No. Though the both the compiler and the jitter are free to perform all manner of optimisations, as a rule the compiler only performs those that are most obvious (in particular, removing dead code), while the jitter tends not to do anything which would add to the layout or have a downside the developer chose to avoid.
Memoisation changes the layout by adding a field, and optimises for speed at the cost of memory and so is something you don't want to happen every time (if you consider the number of repeat calls times the cost of calculating to not be worth the extra memory used). Among other things, deciding on that balance involves factors outside of just this code, such as how many such objects will be created (and hence how much memory used). It wouldn't be a good automatic change across a large number of cases.
There's also the fact that memoisation is easy; if you'd wanted it, you'd have done it, if you didn't want it you wouldn't have (and indeed, certainly shouldn't every time, only when it has a real advantage).
Conversely, memorisation that covers null as a possible result is slightly trickier, and that which must be threadsafe trickier again (there's a few different approaches that work in different concurrent cases, all of which are easy in themselves, but picking which to use often isn't). It would be totally inappropriate for an "optimisation" to turn a method (including a property getter) that was threadsafe into one that was not, or at least changed the behaviour of the object in the face of concurrent calls.

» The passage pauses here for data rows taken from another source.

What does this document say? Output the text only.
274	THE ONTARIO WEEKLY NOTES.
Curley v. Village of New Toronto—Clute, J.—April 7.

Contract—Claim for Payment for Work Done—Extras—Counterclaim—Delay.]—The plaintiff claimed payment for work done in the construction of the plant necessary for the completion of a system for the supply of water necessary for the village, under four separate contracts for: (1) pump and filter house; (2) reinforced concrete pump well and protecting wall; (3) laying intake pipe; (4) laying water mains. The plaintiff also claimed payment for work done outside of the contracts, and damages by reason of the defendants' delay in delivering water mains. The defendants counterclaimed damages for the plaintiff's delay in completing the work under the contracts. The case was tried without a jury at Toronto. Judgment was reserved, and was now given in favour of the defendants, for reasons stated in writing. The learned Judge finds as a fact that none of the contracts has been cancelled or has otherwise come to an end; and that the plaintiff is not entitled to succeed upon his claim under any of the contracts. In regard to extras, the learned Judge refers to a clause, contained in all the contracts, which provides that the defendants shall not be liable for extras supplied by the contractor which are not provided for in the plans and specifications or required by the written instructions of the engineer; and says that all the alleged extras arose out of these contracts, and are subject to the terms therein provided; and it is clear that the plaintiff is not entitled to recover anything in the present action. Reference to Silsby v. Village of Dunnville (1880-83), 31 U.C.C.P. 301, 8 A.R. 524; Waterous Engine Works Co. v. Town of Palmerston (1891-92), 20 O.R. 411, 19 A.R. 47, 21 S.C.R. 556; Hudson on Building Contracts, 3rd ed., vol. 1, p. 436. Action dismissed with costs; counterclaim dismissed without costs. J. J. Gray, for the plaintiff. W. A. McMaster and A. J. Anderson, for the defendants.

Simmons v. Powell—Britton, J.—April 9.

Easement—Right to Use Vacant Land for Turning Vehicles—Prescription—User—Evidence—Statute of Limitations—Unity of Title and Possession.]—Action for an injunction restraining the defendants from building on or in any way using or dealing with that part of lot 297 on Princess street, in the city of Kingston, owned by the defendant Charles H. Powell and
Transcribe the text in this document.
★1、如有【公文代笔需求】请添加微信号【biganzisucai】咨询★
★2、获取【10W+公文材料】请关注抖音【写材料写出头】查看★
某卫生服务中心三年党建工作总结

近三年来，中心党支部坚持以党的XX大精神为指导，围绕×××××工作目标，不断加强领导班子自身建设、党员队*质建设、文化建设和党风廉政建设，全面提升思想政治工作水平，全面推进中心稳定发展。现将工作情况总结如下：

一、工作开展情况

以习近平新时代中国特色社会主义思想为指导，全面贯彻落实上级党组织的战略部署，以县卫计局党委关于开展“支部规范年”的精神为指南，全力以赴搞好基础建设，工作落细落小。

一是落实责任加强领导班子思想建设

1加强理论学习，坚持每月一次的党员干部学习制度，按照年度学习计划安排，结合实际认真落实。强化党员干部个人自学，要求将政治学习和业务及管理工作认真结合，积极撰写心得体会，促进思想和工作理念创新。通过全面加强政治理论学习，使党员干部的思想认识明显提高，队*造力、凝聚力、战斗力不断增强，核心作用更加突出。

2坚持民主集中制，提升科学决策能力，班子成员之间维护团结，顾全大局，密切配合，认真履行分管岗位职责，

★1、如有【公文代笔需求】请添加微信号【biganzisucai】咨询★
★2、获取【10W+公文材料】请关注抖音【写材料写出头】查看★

Memoisation can also sometimes have subtle semantic differences such as your example; the behaviour differs if calling code changes the list. This could be vital (the list is examined for such changes by other code) or a bug (the next caller gets a changed list that is incorrect) or irrelevant (it's internal-only, and you don't change it anywhere so you're cutting out the cost of safeguarding). Not all memoisation has this issue (one could return a read only list, for example), but it does mean it couldn't be done automatically.